The reality is that the days of a college degree setting you apart from the rest of the applicant pool are long gone. Today, over 30% of Americans over the age of 25 have at least a bachelors degree. For Americans aged 25-29, that number is even higher, almost 34%. Over the past twenty years, the value of gaining work experience while in college has skyrocketed. Numerous reports and studies have appeared over the last few years that show that students that graduate and enter the job market without any experience in their field are at a severe disadvantage. Some show that a graduate with experience has almost double the chance of landing a job.
When you are working in your field while in college, you are definitely gaining that valuable experience that will help beef up your resume. That is obviously important. Equally, or even more important is that you are beginning to build your career and professional network. If you do good work, you are not only more apt to get a good recommendation, but you are also more likely to potentially be offered a job by the same company after you finish your college degree.
Of course, setting yourself up for success on the job market is only part of the gains you’ll get from working in your field in advance. Another very important aspect of gaining work experience is it gives you insight into the profession itself. Many students have a very idyllic view of their careers-to-be, having only read about them or seen them on TV or in the movies. Others may have parents or relatives or friends in that field, and while they’ve heard about the type of jobs available, they may not have seen them up close. Working in that industry while in college gives you insight into what a job in that field would be like. Spending time working, seeing the day-to-day activities may well make you realize how much you really want to continue your studies and enter that field. Conversely, you might find out that the field is not what you thought it would be, which gives you time to reevaluate your major and possible career choice.

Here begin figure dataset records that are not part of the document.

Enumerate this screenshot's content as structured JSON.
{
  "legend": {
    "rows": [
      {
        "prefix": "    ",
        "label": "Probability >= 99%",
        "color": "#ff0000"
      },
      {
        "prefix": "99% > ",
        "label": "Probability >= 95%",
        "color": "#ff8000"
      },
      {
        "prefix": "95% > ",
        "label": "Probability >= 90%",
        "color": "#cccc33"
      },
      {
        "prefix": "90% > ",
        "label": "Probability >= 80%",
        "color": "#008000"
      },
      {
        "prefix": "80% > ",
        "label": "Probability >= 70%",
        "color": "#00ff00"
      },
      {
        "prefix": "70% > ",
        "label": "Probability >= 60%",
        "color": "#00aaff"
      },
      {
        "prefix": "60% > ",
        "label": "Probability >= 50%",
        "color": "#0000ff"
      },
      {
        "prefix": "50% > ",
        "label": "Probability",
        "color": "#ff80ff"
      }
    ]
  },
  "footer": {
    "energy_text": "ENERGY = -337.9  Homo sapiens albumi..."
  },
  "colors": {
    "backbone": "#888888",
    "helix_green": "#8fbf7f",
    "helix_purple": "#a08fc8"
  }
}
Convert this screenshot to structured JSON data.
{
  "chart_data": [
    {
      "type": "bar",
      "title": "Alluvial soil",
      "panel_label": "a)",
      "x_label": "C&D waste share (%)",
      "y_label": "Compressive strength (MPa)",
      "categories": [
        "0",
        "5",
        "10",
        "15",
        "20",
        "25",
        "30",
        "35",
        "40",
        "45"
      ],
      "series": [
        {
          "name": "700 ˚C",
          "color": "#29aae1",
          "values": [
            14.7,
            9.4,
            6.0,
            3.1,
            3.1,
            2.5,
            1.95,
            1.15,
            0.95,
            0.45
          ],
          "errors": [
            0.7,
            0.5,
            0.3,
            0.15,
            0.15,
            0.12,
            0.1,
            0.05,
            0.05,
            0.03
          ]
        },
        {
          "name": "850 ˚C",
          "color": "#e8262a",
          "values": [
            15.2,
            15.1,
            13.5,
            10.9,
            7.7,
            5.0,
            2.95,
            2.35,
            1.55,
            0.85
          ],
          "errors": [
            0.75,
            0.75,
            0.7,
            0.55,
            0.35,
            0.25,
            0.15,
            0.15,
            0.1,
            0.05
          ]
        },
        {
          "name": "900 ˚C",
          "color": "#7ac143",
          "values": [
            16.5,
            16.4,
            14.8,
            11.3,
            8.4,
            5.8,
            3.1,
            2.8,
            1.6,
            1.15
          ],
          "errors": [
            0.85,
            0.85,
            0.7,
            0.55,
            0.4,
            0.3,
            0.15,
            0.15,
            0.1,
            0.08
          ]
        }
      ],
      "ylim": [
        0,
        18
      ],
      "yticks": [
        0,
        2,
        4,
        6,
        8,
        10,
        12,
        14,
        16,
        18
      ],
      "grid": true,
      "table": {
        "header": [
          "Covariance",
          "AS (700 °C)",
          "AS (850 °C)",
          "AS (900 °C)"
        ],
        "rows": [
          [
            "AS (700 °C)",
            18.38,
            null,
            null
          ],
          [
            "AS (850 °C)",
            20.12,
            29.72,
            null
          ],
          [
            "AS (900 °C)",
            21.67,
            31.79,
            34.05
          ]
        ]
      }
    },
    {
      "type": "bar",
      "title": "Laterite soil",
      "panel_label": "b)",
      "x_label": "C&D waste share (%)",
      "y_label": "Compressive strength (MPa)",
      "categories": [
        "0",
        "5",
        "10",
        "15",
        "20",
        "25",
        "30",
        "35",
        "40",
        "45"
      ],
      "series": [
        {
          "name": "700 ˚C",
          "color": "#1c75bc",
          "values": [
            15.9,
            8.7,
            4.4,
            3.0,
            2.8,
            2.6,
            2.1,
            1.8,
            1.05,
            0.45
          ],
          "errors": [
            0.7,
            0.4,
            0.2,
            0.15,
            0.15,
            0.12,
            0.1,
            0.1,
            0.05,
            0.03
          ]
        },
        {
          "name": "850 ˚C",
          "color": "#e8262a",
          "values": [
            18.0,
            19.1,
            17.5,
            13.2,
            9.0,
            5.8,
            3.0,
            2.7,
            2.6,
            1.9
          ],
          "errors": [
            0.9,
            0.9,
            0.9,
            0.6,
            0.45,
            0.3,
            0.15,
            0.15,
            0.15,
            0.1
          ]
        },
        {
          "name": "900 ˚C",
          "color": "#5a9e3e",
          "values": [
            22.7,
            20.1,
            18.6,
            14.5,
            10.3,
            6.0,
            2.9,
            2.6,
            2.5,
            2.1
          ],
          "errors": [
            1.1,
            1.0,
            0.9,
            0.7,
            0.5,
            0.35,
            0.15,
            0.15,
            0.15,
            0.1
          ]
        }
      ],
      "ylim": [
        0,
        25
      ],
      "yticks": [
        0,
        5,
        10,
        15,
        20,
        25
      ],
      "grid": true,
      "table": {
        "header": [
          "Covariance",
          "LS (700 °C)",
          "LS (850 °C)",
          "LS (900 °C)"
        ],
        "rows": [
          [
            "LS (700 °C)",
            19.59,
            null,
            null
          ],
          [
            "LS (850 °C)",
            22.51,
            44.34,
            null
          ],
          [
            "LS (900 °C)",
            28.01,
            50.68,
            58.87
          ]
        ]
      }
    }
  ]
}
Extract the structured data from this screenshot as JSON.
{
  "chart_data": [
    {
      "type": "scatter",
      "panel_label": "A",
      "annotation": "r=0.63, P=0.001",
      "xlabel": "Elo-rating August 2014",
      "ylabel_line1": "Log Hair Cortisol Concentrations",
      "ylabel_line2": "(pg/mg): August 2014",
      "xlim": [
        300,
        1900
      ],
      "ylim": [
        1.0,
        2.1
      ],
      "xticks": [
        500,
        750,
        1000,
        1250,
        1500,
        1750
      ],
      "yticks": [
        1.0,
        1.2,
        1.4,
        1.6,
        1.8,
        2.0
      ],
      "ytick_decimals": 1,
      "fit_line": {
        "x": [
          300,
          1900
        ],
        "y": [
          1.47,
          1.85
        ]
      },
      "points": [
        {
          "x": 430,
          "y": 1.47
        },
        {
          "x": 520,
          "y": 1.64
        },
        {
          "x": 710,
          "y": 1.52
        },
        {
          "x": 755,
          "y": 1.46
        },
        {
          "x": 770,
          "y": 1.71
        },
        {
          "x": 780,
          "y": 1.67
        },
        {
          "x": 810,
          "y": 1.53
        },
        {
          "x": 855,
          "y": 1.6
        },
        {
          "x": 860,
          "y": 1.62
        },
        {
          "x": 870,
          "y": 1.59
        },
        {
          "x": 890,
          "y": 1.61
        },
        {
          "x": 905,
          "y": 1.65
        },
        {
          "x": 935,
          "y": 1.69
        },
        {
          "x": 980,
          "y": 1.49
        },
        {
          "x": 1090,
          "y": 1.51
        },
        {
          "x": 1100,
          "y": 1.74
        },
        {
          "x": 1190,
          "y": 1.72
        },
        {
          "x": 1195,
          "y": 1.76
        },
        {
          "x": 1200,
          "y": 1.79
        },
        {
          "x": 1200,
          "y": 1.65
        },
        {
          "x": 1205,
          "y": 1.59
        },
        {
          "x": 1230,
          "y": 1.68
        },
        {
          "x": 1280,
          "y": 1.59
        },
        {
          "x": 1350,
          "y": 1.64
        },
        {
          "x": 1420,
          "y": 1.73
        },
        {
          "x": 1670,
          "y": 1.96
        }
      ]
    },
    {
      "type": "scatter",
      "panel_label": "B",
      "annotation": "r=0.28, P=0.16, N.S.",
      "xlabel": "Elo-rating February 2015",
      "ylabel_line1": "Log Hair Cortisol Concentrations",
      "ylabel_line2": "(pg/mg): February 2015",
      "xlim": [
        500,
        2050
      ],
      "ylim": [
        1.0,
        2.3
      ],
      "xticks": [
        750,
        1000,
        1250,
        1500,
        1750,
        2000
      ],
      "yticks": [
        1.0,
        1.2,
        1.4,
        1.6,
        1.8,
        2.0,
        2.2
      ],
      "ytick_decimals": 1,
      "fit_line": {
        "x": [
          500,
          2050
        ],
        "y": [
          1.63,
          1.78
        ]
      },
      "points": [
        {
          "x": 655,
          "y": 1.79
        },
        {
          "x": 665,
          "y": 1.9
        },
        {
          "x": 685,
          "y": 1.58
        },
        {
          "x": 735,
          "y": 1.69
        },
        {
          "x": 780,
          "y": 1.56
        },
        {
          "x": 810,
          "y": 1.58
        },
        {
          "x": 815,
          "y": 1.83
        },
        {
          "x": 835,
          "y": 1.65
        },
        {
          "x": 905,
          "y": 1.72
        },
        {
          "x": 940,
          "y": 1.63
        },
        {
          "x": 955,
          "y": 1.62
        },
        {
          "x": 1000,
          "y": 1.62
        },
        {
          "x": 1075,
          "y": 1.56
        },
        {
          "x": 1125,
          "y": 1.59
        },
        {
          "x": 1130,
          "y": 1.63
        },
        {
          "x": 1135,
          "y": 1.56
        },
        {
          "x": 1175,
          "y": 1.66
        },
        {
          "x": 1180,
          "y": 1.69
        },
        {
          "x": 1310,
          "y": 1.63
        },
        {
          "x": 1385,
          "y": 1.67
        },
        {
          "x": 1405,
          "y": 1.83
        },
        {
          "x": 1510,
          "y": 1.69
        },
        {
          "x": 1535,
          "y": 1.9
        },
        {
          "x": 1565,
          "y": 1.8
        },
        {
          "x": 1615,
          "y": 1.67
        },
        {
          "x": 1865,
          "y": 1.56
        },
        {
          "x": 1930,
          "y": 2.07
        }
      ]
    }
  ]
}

But how should you gain experience. Well, there are multiple paths. You could find yourself a part-time job that is connected to your field. Even if it is an entry-level position or seems like menial work and a dead end, it gives you experience. It’s your foot in the door. Don’t look down at the lowly positions you might have to work; they show dedication and hard work. Another possible path is the internship. While some internships are paid, these days there are so many students looking for internships that many are unpaid. You are basically volunteering your time. But again, it’s your foot in the door. While it may seem as if you are giving your time away for free, the company is providing you with valuable experience. In some fields, you can also simply be a volunteer. Many fields are constantly looking for volunteers, from poor relief to humane societies to museums. These may not be glamorous positions, but their value far outweighs the work you do.
To find these positions, you may have to do some legwork. You should definitely check with your department, see if they have any listings. Most do. Also check with your faculty advisor, see if they have any contacts that they could use to find you something. The Career Center also has a number of options. The first and biggest is Careerlink, a database that contains jobs and internships for all majors and is open to all students. Another is the Maine Mentor Program, which puts you in contact with professionals in your chosen career. Connections and networking early on can lead to opportunities as you move forward. And if you’re looking for volunteer opportunities, contact the Bodwell Center for Service and Volunteerism.
So, let me say it again and often. Get work experience while you are in college. Don’t wait and think that your college degree is all you need. Get experience. Volunteer. Intern. Work. Do whatever it takes, just get that experience.